Early diagnosis of synovial sarcoma requires that any soft tissue tumor of the lower limb be investigated by gadolinium-enhanced MRI. Acute lymphoblastic leukemia in children, hairy cell leukemia and angioimmunoblastic lymphoma in adults can present as polyarthritis. Paraneoplastic syndromes include arthritis and vasculitis associated with myelodysplastic syndromes or solid cancers, palmar fasciitis and polyarthritis, and adult polymyositis or dermatomyositis. Treatment of acquired hypophosphatemic osteomalacia requires localization and ablation of the very small causative mesenchymal phosphaturic tumor. Multicentric reticulohistiocytosis presents with characteristic small cutaneous nodules and is associated with a severe symmetric erosive polyarthritis involving the distal interphalangeal joints. Whipple disease often presents as a migratory arthritis. T. whipplei can be detected in saliva, feces, or affected tissues by polymerase chain reaction, and can be eradicated by treatment with appropriate antibiotics. Palindromic rheumatism is an intermittent arthritis that affects one or a few joints for hours to several days, and can evolve into rheumatoid arthritis or lupus.
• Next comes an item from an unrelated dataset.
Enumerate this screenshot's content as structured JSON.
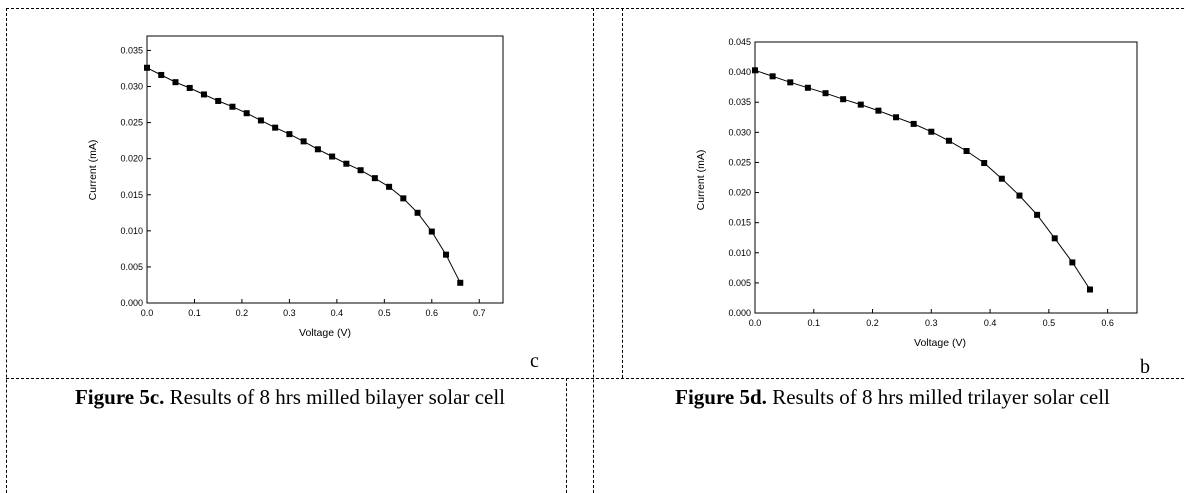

SAPHO syndrome presents with all or some of the following features: synovitis, acne, pustulosis, hyperostosis, and osteitis. Osteosclerotic hyperostosis, especially of the anterior chest wall, exhibits increased radionuclide uptake on bone scanning. Localized synovial diseases include pigmented villonodular synovitis or tenosynovitis, and primary synovial osteochondromatosis. Gout and apatite crystal arthritis or periarthritis may affect renal failure patients; beta-2 microglobulin amyloidosis now occurs infrequently with use of biocompatible dialysis membranes. Gadolinium-induced fibrosis (nephrogenic systemic fibrosis) now is prevented by avoiding use of gadolinium-containing contrast for MRI and other imaging studies in patients with chronic kidney disease.